Les expositions proposées ont été axées autour de plusieurs thèmes, parmi lesquels nous retrouvons 3 grandes séquences : AMERICA GREAT AGAIN ! (Robert Frank à Laura Henno, 60 ans de chroniques américaines), COURS CAMARADE, LE VIEUX MONDE EST DERRIÈRE TOI (Révoltes, utopies, basculement : 1968, l’année qui a changé le monde) et HUMANITÉ AUGMENTÉE (Du transhumanisme à l'introspection, naviguant entre les extrêmes d'une croyance commune en l'homme, nous avançons vers demain...).
Les rencontres d’Arles sont devenues incontournables car elles permettent de représenter le monde de la photographie tel qu’il est actuellement : elles sont un condensé de culture, et chaque année, on peut y retrouver de grands noms.
L’exposition inévitable : Le dernier testament de Jonas Bendiksen (à l’Église Saint-Anne)
« Le Dernier Testament de Jonas Bendiksen se penche sur sept hommes qui, tous, prétendent être le Messie redescendu sur Terre. Grâce aux portraits intimistes de Bendiksen et aux témoignages dont il se fait l’écho, Le Dernier Testament explore les limites de la foi religieuse, au sein d’un monde qui semble avoir désespérément besoin d’une rédemption et se languir de la venue d’un nouveau prophète. » [3]
Cette exposition m’a particulièrement frappée grâce à son accrochage percutant mêlé aux histoires de ces hommes. Sept séries d’images (correspondant aux sept histoires) sont proposées dans les petites chapelles de l’Église : chaque personne a son histoire et pense être le seul et unique Messie de Dieu. Cette exposition les contredit : ils sont au moins sept ! Les images produites par Jonas Bendiksen sont à mi-chemin entre des photos de reportage et des photos artistiques. Avec un souci du détail et une qualité impressionnante, les immenses tirages, ainsi que les plus petits formats sont accompagnés de textes qui nous introduisent dans ces histoires touchantes, et parfois drôles. En effet, le photographe a suivi ces hommes dans leur quotidien et en a tiré des images documentaires, représentatives de qui ils étaient et de ce qu’ils véhiculaient. Il a aussi su raconter avec justesse leur façon de voir les choses, sans les ridiculiser, ni les rabaisser. Ses images mêlent intensité et bienveillance dans une esthétique propre à l’artiste, ce qui permet d’obtenir de magnifiques clichés.
L’exposition illusion : Le village Potemkine, de Gregor Sailer (au Cloître Saint-Trophisme)
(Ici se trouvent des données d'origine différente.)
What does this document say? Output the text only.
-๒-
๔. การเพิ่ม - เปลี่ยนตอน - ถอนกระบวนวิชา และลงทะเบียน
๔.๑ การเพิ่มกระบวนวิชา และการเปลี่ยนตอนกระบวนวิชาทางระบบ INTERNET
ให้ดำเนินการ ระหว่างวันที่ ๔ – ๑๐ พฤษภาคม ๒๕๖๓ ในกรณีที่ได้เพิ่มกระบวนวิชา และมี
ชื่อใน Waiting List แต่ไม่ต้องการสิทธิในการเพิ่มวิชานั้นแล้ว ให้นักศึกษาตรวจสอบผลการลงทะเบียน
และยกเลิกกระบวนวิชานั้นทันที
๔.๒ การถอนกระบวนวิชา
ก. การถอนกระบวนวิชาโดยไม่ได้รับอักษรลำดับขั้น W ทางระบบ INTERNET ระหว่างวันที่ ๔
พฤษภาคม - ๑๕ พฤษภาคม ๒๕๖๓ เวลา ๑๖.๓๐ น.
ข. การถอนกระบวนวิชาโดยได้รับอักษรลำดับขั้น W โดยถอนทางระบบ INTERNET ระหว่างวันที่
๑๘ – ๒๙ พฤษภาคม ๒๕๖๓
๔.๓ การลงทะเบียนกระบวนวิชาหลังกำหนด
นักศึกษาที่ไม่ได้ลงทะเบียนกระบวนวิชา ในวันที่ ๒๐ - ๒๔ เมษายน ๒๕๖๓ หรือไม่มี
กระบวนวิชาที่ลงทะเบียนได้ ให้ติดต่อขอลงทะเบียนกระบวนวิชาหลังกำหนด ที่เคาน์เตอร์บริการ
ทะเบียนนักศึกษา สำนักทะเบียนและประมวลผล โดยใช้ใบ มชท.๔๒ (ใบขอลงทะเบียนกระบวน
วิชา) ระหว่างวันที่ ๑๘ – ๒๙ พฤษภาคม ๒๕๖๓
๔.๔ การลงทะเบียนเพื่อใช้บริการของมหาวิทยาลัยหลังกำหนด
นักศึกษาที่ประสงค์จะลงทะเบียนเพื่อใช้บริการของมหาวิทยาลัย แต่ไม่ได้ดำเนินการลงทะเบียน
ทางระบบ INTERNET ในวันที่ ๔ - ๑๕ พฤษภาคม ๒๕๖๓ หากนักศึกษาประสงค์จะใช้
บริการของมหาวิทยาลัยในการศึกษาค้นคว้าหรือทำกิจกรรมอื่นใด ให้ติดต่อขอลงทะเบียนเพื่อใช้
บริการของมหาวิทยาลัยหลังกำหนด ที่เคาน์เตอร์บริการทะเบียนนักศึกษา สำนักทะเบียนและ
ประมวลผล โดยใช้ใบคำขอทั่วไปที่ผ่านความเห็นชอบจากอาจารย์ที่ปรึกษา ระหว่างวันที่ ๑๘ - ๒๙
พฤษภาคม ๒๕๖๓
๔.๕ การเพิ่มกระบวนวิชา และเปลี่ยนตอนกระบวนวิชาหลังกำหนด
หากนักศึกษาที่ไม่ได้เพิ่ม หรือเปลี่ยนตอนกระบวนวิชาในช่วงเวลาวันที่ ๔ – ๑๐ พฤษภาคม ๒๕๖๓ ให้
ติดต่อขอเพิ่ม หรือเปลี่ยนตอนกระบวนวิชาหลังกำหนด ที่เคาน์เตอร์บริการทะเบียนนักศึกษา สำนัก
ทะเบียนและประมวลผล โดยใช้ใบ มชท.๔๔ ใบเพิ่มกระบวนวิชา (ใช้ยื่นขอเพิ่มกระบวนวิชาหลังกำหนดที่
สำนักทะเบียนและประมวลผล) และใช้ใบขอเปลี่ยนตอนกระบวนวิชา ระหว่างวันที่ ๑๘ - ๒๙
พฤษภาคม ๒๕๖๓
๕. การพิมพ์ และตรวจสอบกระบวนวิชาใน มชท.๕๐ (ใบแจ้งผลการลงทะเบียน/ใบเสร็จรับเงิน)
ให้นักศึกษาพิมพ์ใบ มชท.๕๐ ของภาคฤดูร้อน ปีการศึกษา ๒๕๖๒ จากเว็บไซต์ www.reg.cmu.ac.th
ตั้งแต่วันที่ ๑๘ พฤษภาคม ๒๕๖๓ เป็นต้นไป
« L’expression « village Potemkine » remonte au Prince Grigory Aleksandrovich Potemkine, ministre russe qui, pour masquer la pauvreté des villages lors de la visite de l'impératrice Catherine II la Grande en Crimée en 1787, aurait prétendument fait ériger des villages entiers faits de façades en carton-pâte. Gregor Sailer documente ici ce phénomène architectural en photographiant entre 2015 et 2017 les villages Potemkine modernes : des centres d’exercice militaire aux États-Unis et en Europe aux répliques de villes européennes en Chine, en passant par des pistes d’essais de véhicules en Suède ou encore des rues entières mises en scène pour la visite de personnalités politiques. » [4]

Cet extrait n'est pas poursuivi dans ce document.